The variant will also become dominant in the Democratic Republic of Congo, said John Nkengasong, director of the Africa Centers for Disease Control and Prevention, at the WSJ conference. Dr. Nkengasong said the risk from the variant is significant and that the continued emergence of new variants speaks to the need to strengthen genomic sequencing across the globe.

The lack of knowledge about Covid-19 and problems with vaccine distribution may lead to more and stronger variants in the future, says the director of CDC Africa and the British chairman of Covid-19 Genomics WSJs Betsy McKay.

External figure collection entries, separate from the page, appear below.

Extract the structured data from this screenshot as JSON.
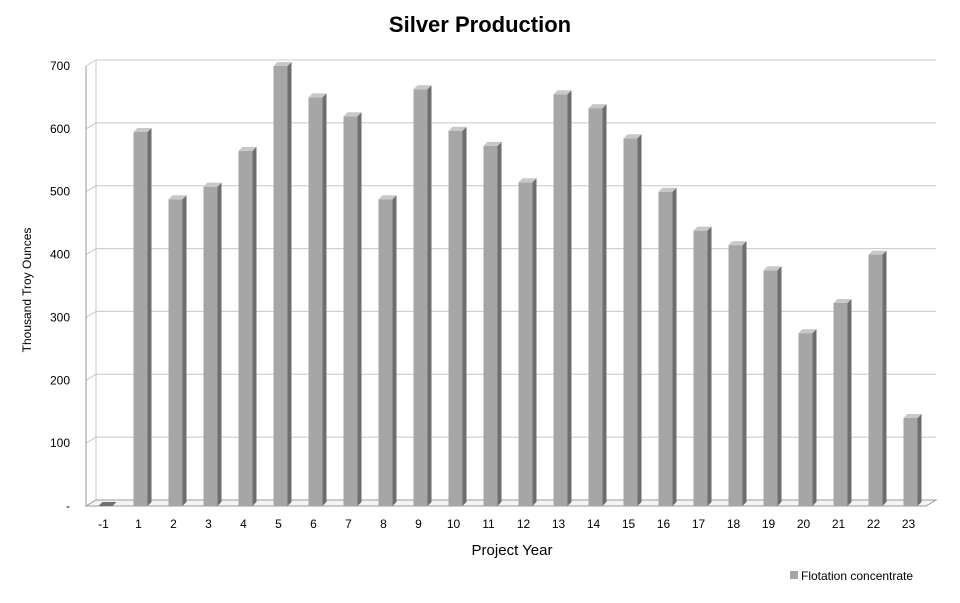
{
  "chart_data": {
    "type": "bar",
    "title": "Silver Production",
    "xlabel": "Project Year",
    "ylabel": "Thousand  Troy Ounces",
    "categories": [
      "-1",
      "1",
      "2",
      "3",
      "4",
      "5",
      "6",
      "7",
      "8",
      "9",
      "10",
      "11",
      "12",
      "13",
      "14",
      "15",
      "16",
      "17",
      "18",
      "19",
      "20",
      "21",
      "22",
      "23"
    ],
    "series": [
      {
        "name": "Flotation concentrate",
        "values": [
          0,
          595,
          488,
          508,
          565,
          700,
          650,
          620,
          488,
          663,
          597,
          573,
          515,
          655,
          633,
          585,
          500,
          438,
          415,
          375,
          275,
          323,
          400,
          140
        ]
      }
    ],
    "ylim": [
      0,
      700
    ],
    "yticks": [
      0,
      100,
      200,
      300,
      400,
      500,
      600,
      700
    ],
    "ytick_labels": [
      "-",
      "100",
      "200",
      "300",
      "400",
      "500",
      "600",
      "700"
    ],
    "grid": true,
    "legend_position": "bottom-right",
    "colors": {
      "bar_front": "#a6a6a6",
      "bar_side": "#6e6e6e",
      "bar_top": "#c8c8c8",
      "grid": "#c8c8c8",
      "axis": "#9a9a9a"
    }
  }
}
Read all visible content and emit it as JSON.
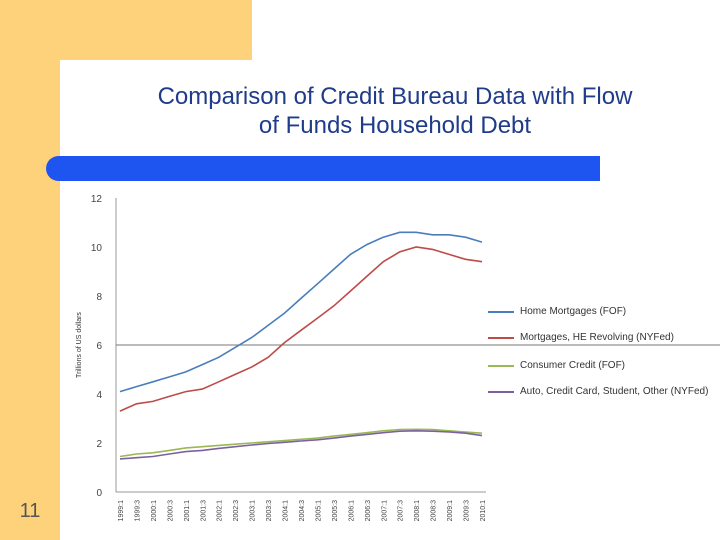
{
  "slide": {
    "title_line1": "Comparison of Credit Bureau Data with Flow",
    "title_line2": "of Funds Household Debt",
    "number": "11"
  },
  "colors": {
    "accent_yellow": "#fdd27a",
    "title_blue": "#1f3c8a",
    "rule_blue": "#1e55f0",
    "series_blue": "#4a7ebb",
    "series_red": "#be4b48",
    "series_green": "#98b954",
    "series_purple": "#7d60a0"
  },
  "chart_data": {
    "type": "line",
    "ylabel": "Trillions of US dollars",
    "ylim": [
      0,
      12
    ],
    "yticks": [
      0,
      2,
      4,
      6,
      8,
      10,
      12
    ],
    "grid": "single horizontal line at 6",
    "legend_position": "right",
    "categories": [
      "1999:1",
      "1999:3",
      "2000:1",
      "2000:3",
      "2001:1",
      "2001:3",
      "2002:1",
      "2002:3",
      "2003:1",
      "2003:3",
      "2004:1",
      "2004:3",
      "2005:1",
      "2005:3",
      "2006:1",
      "2006:3",
      "2007:1",
      "2007:3",
      "2008:1",
      "2008:3",
      "2009:1",
      "2009:3",
      "2010:1"
    ],
    "series": [
      {
        "name": "Home Mortgages (FOF)",
        "color": "#4a7ebb",
        "values": [
          4.1,
          4.3,
          4.5,
          4.7,
          4.9,
          5.2,
          5.5,
          5.9,
          6.3,
          6.8,
          7.3,
          7.9,
          8.5,
          9.1,
          9.7,
          10.1,
          10.4,
          10.6,
          10.6,
          10.5,
          10.5,
          10.4,
          10.2
        ]
      },
      {
        "name": "Mortgages, HE Revolving (NYFed)",
        "color": "#be4b48",
        "values": [
          3.3,
          3.6,
          3.7,
          3.9,
          4.1,
          4.2,
          4.5,
          4.8,
          5.1,
          5.5,
          6.1,
          6.6,
          7.1,
          7.6,
          8.2,
          8.8,
          9.4,
          9.8,
          10.0,
          9.9,
          9.7,
          9.5,
          9.4
        ]
      },
      {
        "name": "Consumer Credit (FOF)",
        "color": "#98b954",
        "values": [
          1.45,
          1.55,
          1.6,
          1.7,
          1.8,
          1.85,
          1.9,
          1.95,
          2.0,
          2.05,
          2.1,
          2.15,
          2.2,
          2.28,
          2.35,
          2.42,
          2.5,
          2.55,
          2.56,
          2.55,
          2.5,
          2.45,
          2.4
        ]
      },
      {
        "name": "Auto, Credit Card, Student, Other (NYFed)",
        "color": "#7d60a0",
        "values": [
          1.35,
          1.4,
          1.45,
          1.55,
          1.65,
          1.7,
          1.78,
          1.85,
          1.92,
          1.98,
          2.03,
          2.08,
          2.13,
          2.2,
          2.28,
          2.35,
          2.42,
          2.48,
          2.5,
          2.48,
          2.45,
          2.4,
          2.3
        ]
      }
    ]
  }
}
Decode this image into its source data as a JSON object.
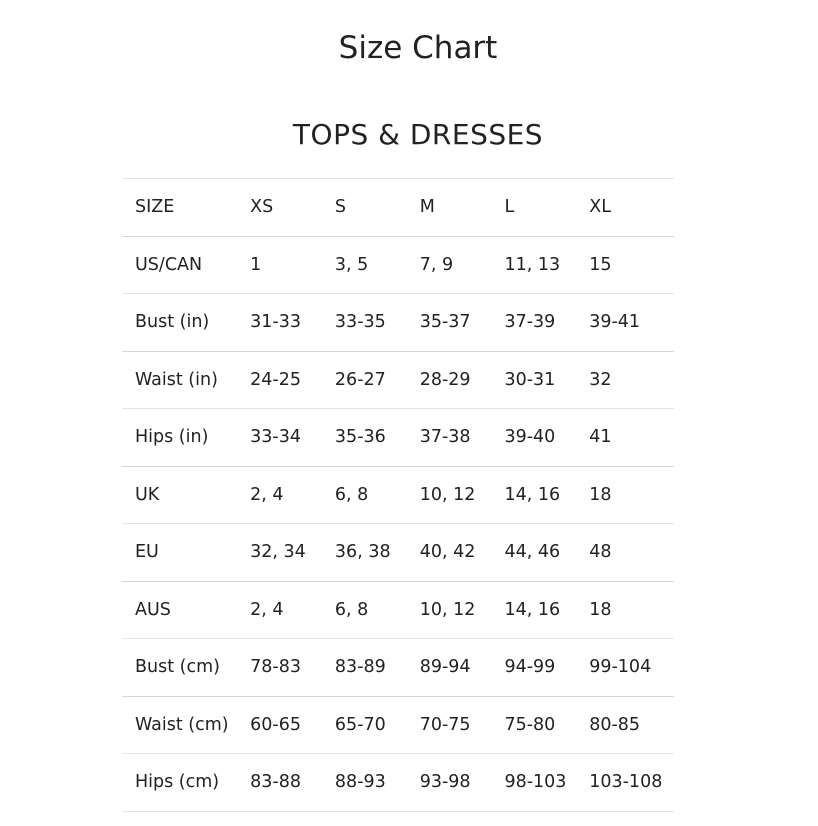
{
  "title": "Size Chart",
  "section": "TOPS & DRESSES",
  "table": {
    "header": [
      "SIZE",
      "XS",
      "S",
      "M",
      "L",
      "XL"
    ],
    "rows": [
      [
        "US/CAN",
        "1",
        "3, 5",
        "7, 9",
        "11, 13",
        "15"
      ],
      [
        "Bust (in)",
        "31-33",
        "33-35",
        "35-37",
        "37-39",
        "39-41"
      ],
      [
        "Waist (in)",
        "24-25",
        "26-27",
        "28-29",
        "30-31",
        "32"
      ],
      [
        "Hips (in)",
        "33-34",
        "35-36",
        "37-38",
        "39-40",
        "41"
      ],
      [
        "UK",
        "2, 4",
        "6, 8",
        "10, 12",
        "14, 16",
        "18"
      ],
      [
        "EU",
        "32, 34",
        "36, 38",
        "40, 42",
        "44, 46",
        "48"
      ],
      [
        "AUS",
        "2, 4",
        "6, 8",
        "10, 12",
        "14, 16",
        "18"
      ],
      [
        "Bust (cm)",
        "78-83",
        "83-89",
        "89-94",
        "94-99",
        "99-104"
      ],
      [
        "Waist (cm)",
        "60-65",
        "65-70",
        "70-75",
        "75-80",
        "80-85"
      ],
      [
        "Hips (cm)",
        "83-88",
        "88-93",
        "93-98",
        "98-103",
        "103-108"
      ]
    ]
  }
}
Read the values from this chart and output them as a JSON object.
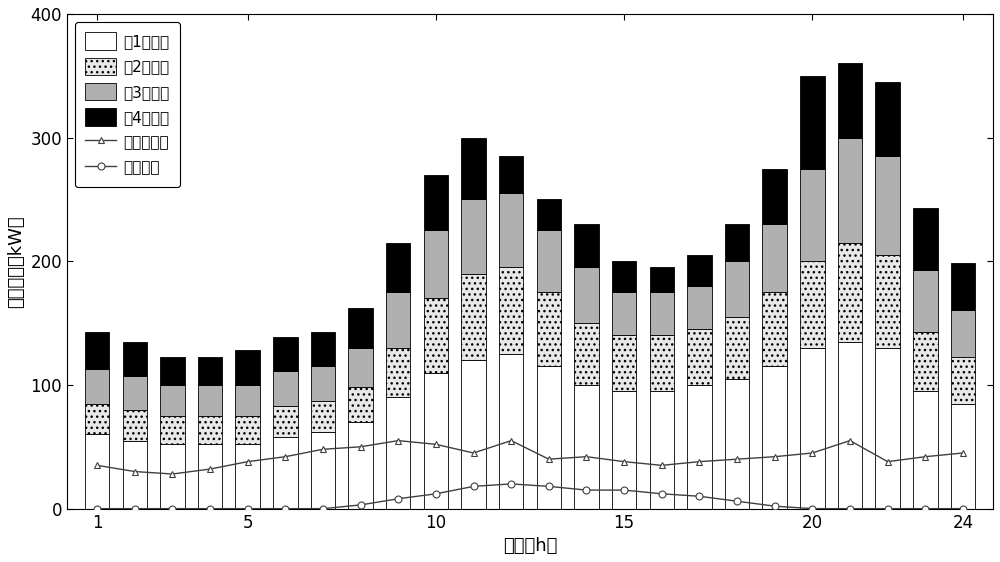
{
  "hours": [
    1,
    2,
    3,
    4,
    5,
    6,
    7,
    8,
    9,
    10,
    11,
    12,
    13,
    14,
    15,
    16,
    17,
    18,
    19,
    20,
    21,
    22,
    23,
    24
  ],
  "load1": [
    60,
    55,
    52,
    52,
    52,
    58,
    62,
    70,
    90,
    110,
    120,
    125,
    115,
    100,
    95,
    95,
    100,
    105,
    115,
    130,
    135,
    130,
    95,
    85
  ],
  "load2": [
    25,
    25,
    23,
    23,
    23,
    25,
    25,
    28,
    40,
    60,
    70,
    70,
    60,
    50,
    45,
    45,
    45,
    50,
    60,
    70,
    80,
    75,
    48,
    38
  ],
  "load3": [
    28,
    27,
    25,
    25,
    25,
    28,
    28,
    32,
    45,
    55,
    60,
    60,
    50,
    45,
    35,
    35,
    35,
    45,
    55,
    75,
    85,
    80,
    50,
    38
  ],
  "load4": [
    30,
    28,
    23,
    23,
    28,
    28,
    28,
    32,
    40,
    45,
    50,
    30,
    25,
    35,
    25,
    20,
    25,
    30,
    45,
    75,
    60,
    60,
    50,
    38
  ],
  "wind": [
    35,
    30,
    28,
    32,
    38,
    42,
    48,
    50,
    55,
    52,
    45,
    55,
    40,
    42,
    38,
    35,
    38,
    40,
    42,
    45,
    55,
    38,
    42,
    45
  ],
  "solar": [
    0,
    0,
    0,
    0,
    0,
    0,
    0,
    3,
    8,
    12,
    18,
    20,
    18,
    15,
    15,
    12,
    10,
    6,
    2,
    0,
    0,
    0,
    0,
    0
  ],
  "color_load1": "#ffffff",
  "color_load2": "#e8e8e8",
  "color_load3": "#b0b0b0",
  "color_load4": "#000000",
  "color_wind": "#404040",
  "color_solar": "#404040",
  "bar_edge": "#000000",
  "ylim": [
    0,
    400
  ],
  "yticks": [
    0,
    100,
    200,
    300,
    400
  ],
  "xticks": [
    1,
    5,
    10,
    15,
    20,
    24
  ],
  "xlabel": "时间（h）",
  "ylabel_text": "预测功率（kW）",
  "legend_labels": [
    "第1类负荷",
    "第2类负荷",
    "第3类负荷",
    "第4类负荷",
    "风力发电机",
    "光伏电池"
  ],
  "background": "#ffffff"
}
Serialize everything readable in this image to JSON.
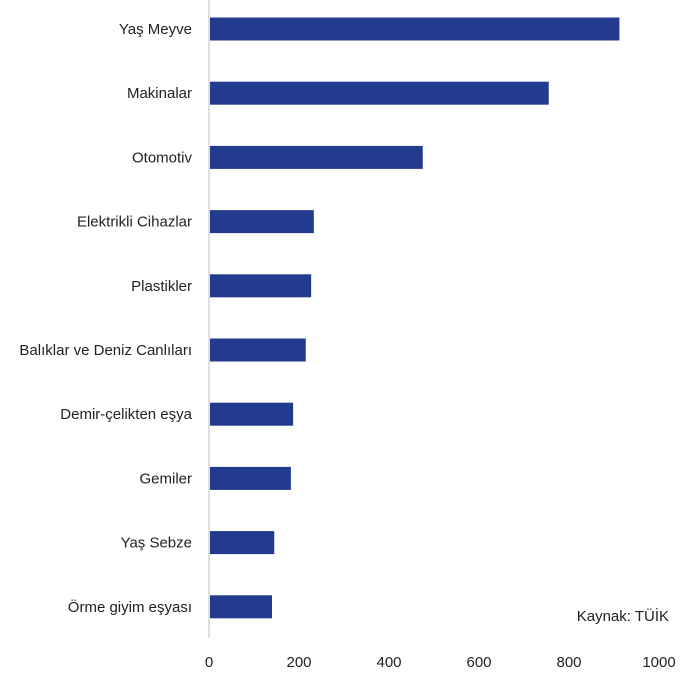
{
  "chart_data": {
    "type": "bar",
    "orientation": "horizontal",
    "categories": [
      "Yaş Meyve",
      "Makinalar",
      "Otomotiv",
      "Elektrikli Cihazlar",
      "Plastikler",
      "Balıklar ve Deniz Canlıları",
      "Demir-çelikten eşya",
      "Gemiler",
      "Yaş Sebze",
      "Örme giyim eşyası"
    ],
    "values": [
      912,
      755,
      475,
      233,
      227,
      215,
      187,
      182,
      145,
      140
    ],
    "xticks": [
      "0",
      "200",
      "400",
      "600",
      "800",
      "1000"
    ],
    "xlim": [
      0,
      1000
    ],
    "grid": false,
    "bar_color": "#233b8f"
  },
  "source_text": "Kaynak: TÜİK"
}
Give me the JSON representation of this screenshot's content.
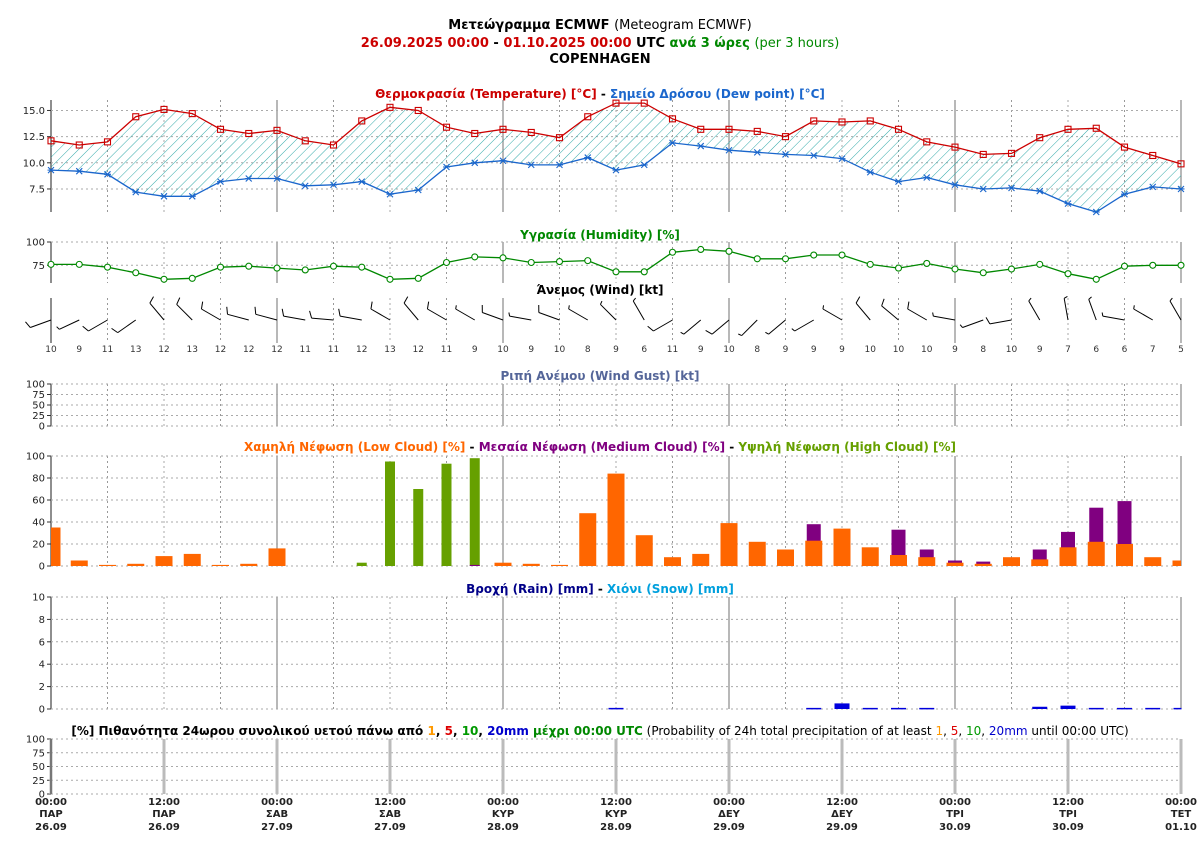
{
  "header": {
    "title": "Μετεώγραμμα ECMWF",
    "title_en": "(Meteogram ECMWF)",
    "period_start": "26.09.2025 00:00",
    "period_sep": " - ",
    "period_end": "01.10.2025 00:00",
    "period_utc": " UTC ",
    "interval": "ανά 3 ώρες",
    "interval_en": "(per 3 hours)",
    "location": "COPENHAGEN"
  },
  "titles": {
    "temp": "Θερμοκρασία (Temperature) [°C]",
    "dew": "Σημείο Δρόσου (Dew point) [°C]",
    "dash": " - ",
    "humidity": "Υγρασία (Humidity) [%]",
    "wind": "Άνεμος (Wind) [kt]",
    "gust": "Ριπή Ανέμου (Wind Gust) [kt]",
    "low_cloud": "Χαμηλή Νέφωση (Low Cloud) [%]",
    "med_cloud": "Μεσαία Νέφωση (Medium Cloud) [%]",
    "high_cloud": "Υψηλή Νέφωση (High Cloud) [%]",
    "rain": "Βροχή (Rain) [mm]",
    "snow": "Χιόνι (Snow) [mm]",
    "prob_a": "[%] Πιθανότητα 24ωρου συνολικού υετού πάνω από ",
    "t1": "1",
    "c1": ", ",
    "t5": "5",
    "c2": ", ",
    "t10": "10",
    "c3": ", ",
    "t20": "20mm",
    "prob_b": " μέχρι 00:00 UTC",
    "prob_c": " (Probability of 24h total precipitation of at least ",
    "s1": "1",
    "s2": ", ",
    "s5": "5",
    "s3": ", ",
    "s10": "10",
    "s4": ", ",
    "s20": "20mm",
    "prob_d": " until 00:00 UTC)"
  },
  "colors": {
    "temp": "#cc0000",
    "dew": "#1a66cc",
    "hatch": "#33aaaa",
    "humidity": "#008800",
    "low": "#ff6600",
    "medium": "#800080",
    "high": "#66a000",
    "rain": "#0000dd",
    "snow": "#00a0dd",
    "gust_title": "#556699",
    "green_text": "#008800",
    "p1": "#ff9900",
    "p5": "#dd0000",
    "p10": "#009900",
    "p20": "#0000cc"
  },
  "xaxis": {
    "ticks": [
      {
        "time": "00:00",
        "day": "ΠΑΡ",
        "date": "26.09"
      },
      {
        "time": "12:00",
        "day": "ΠΑΡ",
        "date": "26.09"
      },
      {
        "time": "00:00",
        "day": "ΣΑΒ",
        "date": "27.09"
      },
      {
        "time": "12:00",
        "day": "ΣΑΒ",
        "date": "27.09"
      },
      {
        "time": "00:00",
        "day": "ΚΥΡ",
        "date": "28.09"
      },
      {
        "time": "12:00",
        "day": "ΚΥΡ",
        "date": "28.09"
      },
      {
        "time": "00:00",
        "day": "ΔΕΥ",
        "date": "29.09"
      },
      {
        "time": "12:00",
        "day": "ΔΕΥ",
        "date": "29.09"
      },
      {
        "time": "00:00",
        "day": "ΤΡΙ",
        "date": "30.09"
      },
      {
        "time": "12:00",
        "day": "ΤΡΙ",
        "date": "30.09"
      },
      {
        "time": "00:00",
        "day": "ΤΕΤ",
        "date": "01.10"
      }
    ]
  },
  "chart_data": [
    {
      "type": "line",
      "name": "temperature",
      "series": [
        {
          "name": "Θερμοκρασία (Temperature) [°C]",
          "values": [
            12.1,
            11.7,
            12.0,
            14.4,
            15.1,
            14.7,
            13.2,
            12.8,
            13.1,
            12.1,
            11.7,
            14.0,
            15.3,
            15.0,
            13.4,
            12.8,
            13.2,
            12.9,
            12.4,
            14.4,
            15.7,
            15.7,
            14.2,
            13.2,
            13.2,
            13.0,
            12.5,
            14.0,
            13.9,
            14.0,
            13.2,
            12.0,
            11.5,
            10.8,
            10.9,
            12.4,
            13.2,
            13.3,
            11.5,
            10.7,
            9.9
          ]
        },
        {
          "name": "Σημείο Δρόσου (Dew point) [°C]",
          "values": [
            9.3,
            9.2,
            8.9,
            7.2,
            6.8,
            6.8,
            8.2,
            8.5,
            8.5,
            7.8,
            7.9,
            8.2,
            7.0,
            7.4,
            9.6,
            10.0,
            10.2,
            9.8,
            9.8,
            10.5,
            9.3,
            9.8,
            11.9,
            11.6,
            11.2,
            11.0,
            10.8,
            10.7,
            10.4,
            9.1,
            8.2,
            8.6,
            7.9,
            7.5,
            7.6,
            7.3,
            6.1,
            5.3,
            7.0,
            7.7,
            7.5
          ]
        }
      ],
      "yticks": [
        "7.5",
        "10.0",
        "12.5",
        "15.0"
      ],
      "ylim": [
        5.3,
        16.0
      ]
    },
    {
      "type": "line",
      "name": "humidity",
      "series": [
        {
          "name": "Υγρασία (Humidity) [%]",
          "values": [
            76,
            76,
            73,
            67,
            60,
            61,
            73,
            74,
            72,
            70,
            74,
            73,
            60,
            61,
            78,
            84,
            83,
            78,
            79,
            80,
            68,
            68,
            89,
            92,
            90,
            82,
            82,
            86,
            86,
            76,
            72,
            77,
            71,
            67,
            71,
            76,
            66,
            60,
            74,
            75,
            75
          ]
        }
      ],
      "yticks": [
        "75",
        "100"
      ],
      "ylim": [
        56,
        100
      ]
    },
    {
      "type": "wind",
      "name": "wind",
      "speed_kt": [
        10,
        9,
        11,
        13,
        12,
        13,
        12,
        12,
        12,
        11,
        11,
        12,
        13,
        12,
        11,
        9,
        10,
        9,
        10,
        8,
        9,
        6,
        11,
        9,
        10,
        8,
        9,
        9,
        9,
        10,
        10,
        10,
        9,
        8,
        10,
        9,
        7,
        6,
        6,
        7,
        5
      ],
      "dir_deg": [
        250,
        245,
        240,
        235,
        320,
        315,
        300,
        285,
        285,
        280,
        275,
        280,
        300,
        320,
        300,
        300,
        290,
        280,
        290,
        300,
        315,
        330,
        240,
        230,
        230,
        225,
        230,
        240,
        300,
        320,
        310,
        300,
        280,
        250,
        260,
        330,
        350,
        340,
        280,
        300,
        330
      ]
    },
    {
      "type": "bar",
      "name": "wind_gust",
      "values": [],
      "yticks": [
        "0",
        "25",
        "50",
        "75",
        "100"
      ],
      "ylim": [
        0,
        100
      ]
    },
    {
      "type": "bar",
      "name": "cloud",
      "series": [
        {
          "name": "Χαμηλή Νέφωση (Low Cloud) [%]",
          "values": [
            35,
            5,
            1,
            2,
            9,
            11,
            1,
            2,
            16,
            0,
            0,
            0,
            0,
            0,
            0,
            0,
            3,
            2,
            1,
            48,
            84,
            28,
            8,
            11,
            39,
            22,
            15,
            23,
            34,
            17,
            10,
            8,
            3,
            2,
            8,
            6,
            17,
            22,
            20,
            8,
            5
          ]
        },
        {
          "name": "Μεσαία Νέφωση (Medium Cloud) [%]",
          "values": [
            0,
            0,
            0,
            0,
            0,
            0,
            0,
            0,
            0,
            0,
            0,
            0,
            0,
            0,
            0,
            1,
            0,
            0,
            0,
            0,
            0,
            0,
            0,
            0,
            0,
            0,
            0,
            38,
            0,
            0,
            33,
            15,
            5,
            4,
            0,
            15,
            31,
            53,
            59,
            0,
            0
          ]
        },
        {
          "name": "Υψηλή Νέφωση (High Cloud) [%]",
          "values": [
            0,
            0,
            0,
            0,
            0,
            0,
            0,
            0,
            0,
            0,
            0,
            3,
            95,
            70,
            93,
            98,
            0,
            0,
            0,
            0,
            0,
            0,
            0,
            0,
            0,
            0,
            0,
            0,
            0,
            0,
            0,
            0,
            0,
            0,
            0,
            0,
            0,
            0,
            0,
            0,
            0
          ]
        }
      ],
      "yticks": [
        "0",
        "20",
        "40",
        "60",
        "80",
        "100"
      ],
      "ylim": [
        0,
        100
      ]
    },
    {
      "type": "bar",
      "name": "precipitation",
      "series": [
        {
          "name": "Βροχή (Rain) [mm]",
          "values": [
            0,
            0,
            0,
            0,
            0,
            0,
            0,
            0,
            0,
            0,
            0,
            0,
            0,
            0,
            0,
            0,
            0,
            0,
            0,
            0,
            0.1,
            0,
            0,
            0,
            0,
            0,
            0,
            0.1,
            0.5,
            0.1,
            0.1,
            0.1,
            0,
            0,
            0,
            0.2,
            0.3,
            0.1,
            0.1,
            0.1,
            0.1
          ]
        },
        {
          "name": "Χιόνι (Snow) [mm]",
          "values": []
        }
      ],
      "yticks": [
        "0",
        "2",
        "4",
        "6",
        "8",
        "10"
      ],
      "ylim": [
        0,
        10
      ]
    },
    {
      "type": "bar",
      "name": "precip_probability",
      "values": [],
      "yticks": [
        "0",
        "25",
        "50",
        "75",
        "100"
      ],
      "ylim": [
        0,
        100
      ]
    }
  ]
}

Anthony Fauci, the United States’ leading infectious disease doctor, said on Tuesday that the Delta variant currently accounts for more than 6% of sequenced Covid-19 cases in the United States. The Alpha variant is still dominant in the country.

“We can not let that happen in the United States,” he said. Fauci on the situation in the UK during a media briefing in the White House. He urged people to get vaccinated if they have not already been, and make sure they get their second dose.

The variant may also be associated with an increased risk of serious illness and hospitalization, say health authorities, but that connection is less certain.

The currently available vaccines work against the Delta variant, early data suggest, but they appear to be somewhat less effective, especially after just one dose. According to data from Public Health England, both the AstraZeneca and Pfizer BioNTech vaccines were approx. 33% effective against symptomatic Covid-19 caused by the Delta variant after a dose compared to being approx. 50% effective against the Alpha variant.

However, after two doses, the Pfizer vaccine efficacy against the Delta variant increased to 88% and the AstraZeneca vaccine was approx. 60% effective.

Both Dr. Peacock and Nkengasong expressed concern that if the virus is allowed to continue to spread, new variants could emerge in the next few months, against which current vaccines may be even less effective.

“I think it’s a step in a series of step-by-step steps, or potentially there could be a big step towards a variant that is more resistant to vaccination,” said Dr. Peacock. “The way we get on top of the emergence of variants is to stop transmission and vaccinate the world.”